1. The first will appeared in 1995
Michael Jackson’s first will was signed in 1995 in which he named John Branca, Bert Mitchell, and Marshall Gelfand as co-executors. According to the will, the artist’s interests should be placed in an entity called Michael Jackson Family Trust. 20% of it would go to charity, and the remainder should be split between a lifetime trust for Michael’s mother and any children he might have. Also, after his mother’s, Katherine Jackson’s death, all the remaining funds would go to Michael Jackson’s children.
2. The second one was not so different
Michael Jackson’s will Number 2 which was signed in 1997 was not so different from the previous one. It still named John Branca and Bert Mitchell as so-executors.

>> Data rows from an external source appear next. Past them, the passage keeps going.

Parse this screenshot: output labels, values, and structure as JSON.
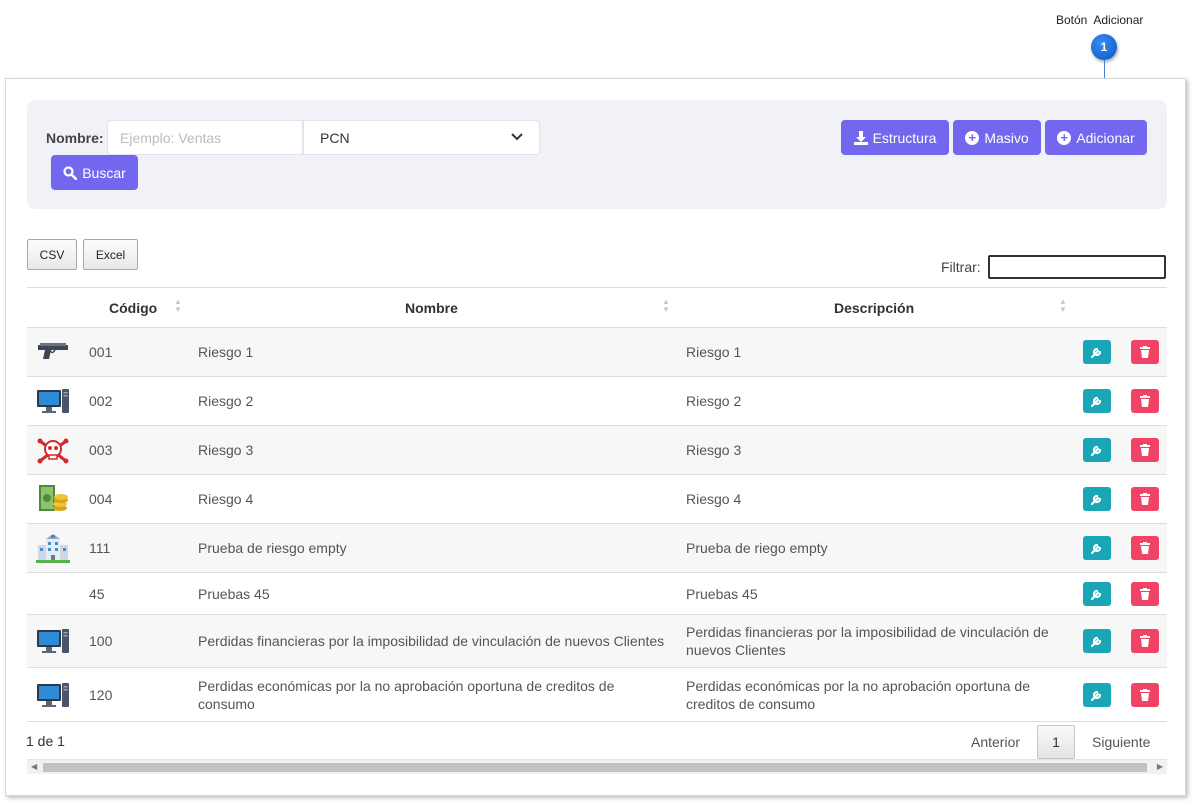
{
  "callout": {
    "label": "Botón  Adicionar",
    "number": "1"
  },
  "filter": {
    "nombre_label": "Nombre:",
    "nombre_placeholder": "Ejemplo: Ventas",
    "select_value": "PCN",
    "buscar_label": "Buscar",
    "estructura_label": "Estructura",
    "masivo_label": "Masivo",
    "adicionar_label": "Adicionar"
  },
  "export": {
    "csv_label": "CSV",
    "excel_label": "Excel"
  },
  "filtrar_label": "Filtrar:",
  "table": {
    "headers": {
      "codigo": "Código",
      "nombre": "Nombre",
      "descripcion": "Descripción"
    },
    "rows": [
      {
        "icon": "pistol-icon",
        "codigo": "001",
        "nombre": "Riesgo 1",
        "descripcion": "Riesgo 1"
      },
      {
        "icon": "computer-icon",
        "codigo": "002",
        "nombre": "Riesgo 2",
        "descripcion": "Riesgo 2"
      },
      {
        "icon": "skull-crossbones-icon",
        "codigo": "003",
        "nombre": "Riesgo 3",
        "descripcion": "Riesgo 3"
      },
      {
        "icon": "money-coins-icon",
        "codigo": "004",
        "nombre": "Riesgo 4",
        "descripcion": "Riesgo 4"
      },
      {
        "icon": "building-icon",
        "codigo": "111",
        "nombre": "Prueba de riesgo empty",
        "descripcion": "Prueba de riego empty"
      },
      {
        "icon": "",
        "codigo": "45",
        "nombre": "Pruebas 45",
        "descripcion": "Pruebas 45"
      },
      {
        "icon": "computer-icon",
        "codigo": "100",
        "nombre": "Perdidas financieras por la imposibilidad de vinculación de nuevos Clientes",
        "descripcion": "Perdidas financieras por la imposibilidad de vinculación de nuevos Clientes"
      },
      {
        "icon": "computer-icon",
        "codigo": "120",
        "nombre": "Perdidas económicas por la no aprobación oportuna de creditos de consumo",
        "descripcion": "Perdidas económicas por la no aprobación oportuna de creditos de consumo"
      }
    ]
  },
  "pagination": {
    "info": "1 de 1",
    "prev": "Anterior",
    "current": "1",
    "next": "Siguiente"
  },
  "colors": {
    "primary": "#7367f0",
    "edit": "#1aa6b7",
    "delete": "#f04366",
    "callout": "#1466d6"
  }
}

However, Marshall Gelfand was replaced by Jane Heller. The distribution under the Michael Jackson Family Trust remained the same.
3. Jackson left out his ex-wives of his will
The third will was signed in March 2002. And the last one was signed on July 7 of the same year. Michael Jackson’s two ex-wives Debbie Rowe and Lisa Marie Presley were left out of the settlement.
In addition, in this last will, John Branca, music executive John McClain and accountant Barry Siegel are named as co-executors. However, Siegel declined to serve as one by signing a letter in 2003. As a result, Branca and McClain are currently servings as co-executors of the will.
Note that Katherine Jackson had some initial objections regarding the co-executors. However, shortly after she dropped those objections, Judge Mitchell Beckloff formally appointed Branca and McClain as co-executors of the estate.
4. Jackson’s father also had objections
Michael Jackson’s father, Joe Jackson was also left out of his last will as well as the previous ones. A few months after his son’s death, he tried to challenge the will. However, he did not succeed since the Judge Mr. Beckloff announced in 2009 that Joe Jackson takes nothing of Michael Jackson’s estate. This was his son’s decision and he had to deal with it.
5. Katherine Jackson is named to serve as guardian for the children
She was to serve as the guardian for Jackson’s minor children. However, if she was unable or unwilling to so do, Diana Ross was to be a backup guardian. However, in 2009, Debbie Rowe (the mother of two Jackson children) reached an agreement with Katherine. She is currently serving as the guarding for all three Jackson kids.
Michael’s three children Michael Joseph “Prince” Jackson, Jr., Paris Katherine Michael Jackson, and Prince Michael “Blanket” Jackson II will each receive over $33million. They will be able to receive their share from trust funds when they turn 30. However, they will be entitled to free reign on their share only after they reach 40.
Michael Jackson’s estate was worth $300million at the time he died. He left 40% to his mother, 40% to his children, and 20% to charity.
Benefits of a will
Some benefits of a will include the following:
- You will decide how your assets will be distributed after you pass away
- The right people (the ones you choose) will inherit your assets
- You can choose who will help manage your assets
- You will be able to appoint a guardian for your children after you die
While a will and a living trust both have lots of benefits, they are two completely different documents. And it’s a good idea to do your research before you decide which one to choose. After you make a decision, you should turn to an experienced lawyer to help you with the documents.